En ce qui concerne la base imposable, sa compétence a toutefois été limitée dans le sens qu’elle ne peut plus accorder d’avantages fiscaux sous la forme d’une déduction de l’ensemble des revenus nets, sauf pour les rentes alimentaires. Par contre, elle conserve sa compétence exclusive pour déterminer l’ensemble des revenus nets et les déductions appliquées à cet effet comme, par exemple, les frais professionnels et la déduction pour investissement.

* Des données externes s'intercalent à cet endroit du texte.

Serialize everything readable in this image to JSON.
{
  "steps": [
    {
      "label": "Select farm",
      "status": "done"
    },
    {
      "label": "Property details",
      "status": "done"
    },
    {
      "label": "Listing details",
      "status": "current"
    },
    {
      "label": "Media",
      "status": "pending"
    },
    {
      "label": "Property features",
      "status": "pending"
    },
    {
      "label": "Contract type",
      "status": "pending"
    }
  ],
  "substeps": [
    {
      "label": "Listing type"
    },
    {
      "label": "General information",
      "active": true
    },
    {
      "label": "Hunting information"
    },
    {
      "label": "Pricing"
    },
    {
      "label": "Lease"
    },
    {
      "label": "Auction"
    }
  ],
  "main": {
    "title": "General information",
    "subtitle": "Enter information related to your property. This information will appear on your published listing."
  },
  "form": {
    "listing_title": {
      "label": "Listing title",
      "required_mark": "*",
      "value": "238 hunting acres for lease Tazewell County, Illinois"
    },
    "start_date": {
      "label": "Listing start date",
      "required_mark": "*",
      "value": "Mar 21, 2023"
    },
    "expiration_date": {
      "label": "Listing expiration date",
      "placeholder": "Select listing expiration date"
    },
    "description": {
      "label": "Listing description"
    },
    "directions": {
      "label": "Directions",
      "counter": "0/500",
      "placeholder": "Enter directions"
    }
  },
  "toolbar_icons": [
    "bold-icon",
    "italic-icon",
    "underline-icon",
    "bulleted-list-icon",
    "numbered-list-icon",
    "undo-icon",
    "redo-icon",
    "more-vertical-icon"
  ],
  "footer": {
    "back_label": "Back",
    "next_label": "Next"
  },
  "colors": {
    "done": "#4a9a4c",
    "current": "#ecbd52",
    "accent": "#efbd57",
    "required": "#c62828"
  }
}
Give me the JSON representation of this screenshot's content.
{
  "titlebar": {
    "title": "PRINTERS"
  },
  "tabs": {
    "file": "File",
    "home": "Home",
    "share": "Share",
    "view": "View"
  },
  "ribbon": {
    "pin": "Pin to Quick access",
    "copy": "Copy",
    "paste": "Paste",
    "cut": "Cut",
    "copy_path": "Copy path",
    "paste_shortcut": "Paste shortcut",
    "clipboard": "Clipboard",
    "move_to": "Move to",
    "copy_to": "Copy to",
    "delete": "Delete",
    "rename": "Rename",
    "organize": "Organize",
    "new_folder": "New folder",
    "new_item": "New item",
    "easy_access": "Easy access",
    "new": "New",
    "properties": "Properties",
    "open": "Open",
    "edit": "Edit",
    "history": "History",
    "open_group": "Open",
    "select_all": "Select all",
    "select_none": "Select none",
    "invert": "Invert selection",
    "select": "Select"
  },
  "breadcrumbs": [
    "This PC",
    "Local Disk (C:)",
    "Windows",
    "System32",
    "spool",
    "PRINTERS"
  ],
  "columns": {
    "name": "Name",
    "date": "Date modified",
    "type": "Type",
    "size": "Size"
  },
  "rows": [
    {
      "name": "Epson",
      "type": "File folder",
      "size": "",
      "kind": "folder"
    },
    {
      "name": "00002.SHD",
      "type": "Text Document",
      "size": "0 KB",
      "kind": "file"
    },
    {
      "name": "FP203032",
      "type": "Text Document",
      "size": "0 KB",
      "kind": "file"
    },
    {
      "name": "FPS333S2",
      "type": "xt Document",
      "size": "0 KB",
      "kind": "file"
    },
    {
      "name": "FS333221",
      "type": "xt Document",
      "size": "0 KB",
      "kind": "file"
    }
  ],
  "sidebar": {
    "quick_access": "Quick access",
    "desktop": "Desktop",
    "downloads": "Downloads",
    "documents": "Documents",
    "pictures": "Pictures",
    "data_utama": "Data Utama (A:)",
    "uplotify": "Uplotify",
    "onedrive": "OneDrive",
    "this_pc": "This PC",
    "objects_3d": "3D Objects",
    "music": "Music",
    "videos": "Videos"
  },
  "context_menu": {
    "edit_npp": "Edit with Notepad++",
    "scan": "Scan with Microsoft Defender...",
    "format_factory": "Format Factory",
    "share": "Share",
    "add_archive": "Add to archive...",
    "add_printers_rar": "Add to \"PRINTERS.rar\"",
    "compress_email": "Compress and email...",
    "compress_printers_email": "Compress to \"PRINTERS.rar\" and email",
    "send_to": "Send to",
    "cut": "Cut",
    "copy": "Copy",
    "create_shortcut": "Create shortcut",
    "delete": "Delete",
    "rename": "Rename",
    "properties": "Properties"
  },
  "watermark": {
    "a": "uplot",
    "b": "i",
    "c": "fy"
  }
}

La loi spéciale de financement dispose aussi que, sous réserve de la compétence des Régions sur les sept dépenses fiscales précitées, le législateur fédéral peut instaurer des réductions d’impôt sans aucune restriction.

Pour que la continuité de la législation fiscale puisse être garantie, le Code des impôts sur les revenus 1992 (ci-après CIR 92) a été mis en conformité avec la nouvelle loi spéciale de financement par la loi du 8 mai 2014 (Moniteur belge 28.05.2014, deuxième édition) modifiant le Code des impôts sur les revenus 1992 à la suite de l'introduction de la taxe additionnelle régionale sur l'IPP2, modifiant les règles en matière d'impôt des non-résidents et modifiant la loi du 6 janvier 2014 relative à la sixième réforme de l'État concernant les matières visées à l'article 78 de la Constitution (ci-après la loi du 8 mai 2014).

Désormais, l’IPP qui se compose de deux grands blocs, à savoir « l’IPP fédéral » et « l’IPP régional », se calcule en quatre grandes étapes :

  • la détermination du revenu imposable ;
  • le calcul de l’impôt État et de l’impôt État réduit ;
  • le calcul de l’IPP fédéral et de l’IPP régional, la somme des deux constituant l’impôt total ;
  • la détermination de l’impôt final.

Les réformes sont entrées en vigueur au 1er juillet 2014, de sorte que les compétences fiscales des Régions en matière d'IPP sont applicables à partir de l'exercice d’imposition 2015 - revenus 2014.

La réforme de la loi spéciale de financement a également des répercussions sur l'impôt des non-résidents. Cet impôt reste une compétence exclusivement fédérale mais les règles d'imposition régionales seront également applicables aux non-résidents dans la mesure où ils peuvent invoquer le principe de la libre circulation des personnes, biens, services et capitaux dans le cadre de l’Union européenne et de l’Espace économique européen ou une clause de non-discrimination d’une convention préventive de la double imposition. La localisation du non-résident, tributaire de l’endroit où les revenus professionnels sont obtenus ou recueillis, déterminera quelles sont les règles fiscales régionales à prendre en considération. La loi du 8 mai 2014 a modifié le CIR 92 pour clarifier, par catégorie de revenus, les points de rattachement qui doivent être utilisés pour déterminer dans quelle région un revenu professionnel est obtenu ou recueilli.

1 visée au titre III/1 de la loi spéciale du 16 janvier 1989 relative au financement des Communautés et des Régions.

2 visée au titre III/1 de la loi spéciale du 16 janvier 1989 relative au financement des Communautés et des Régions.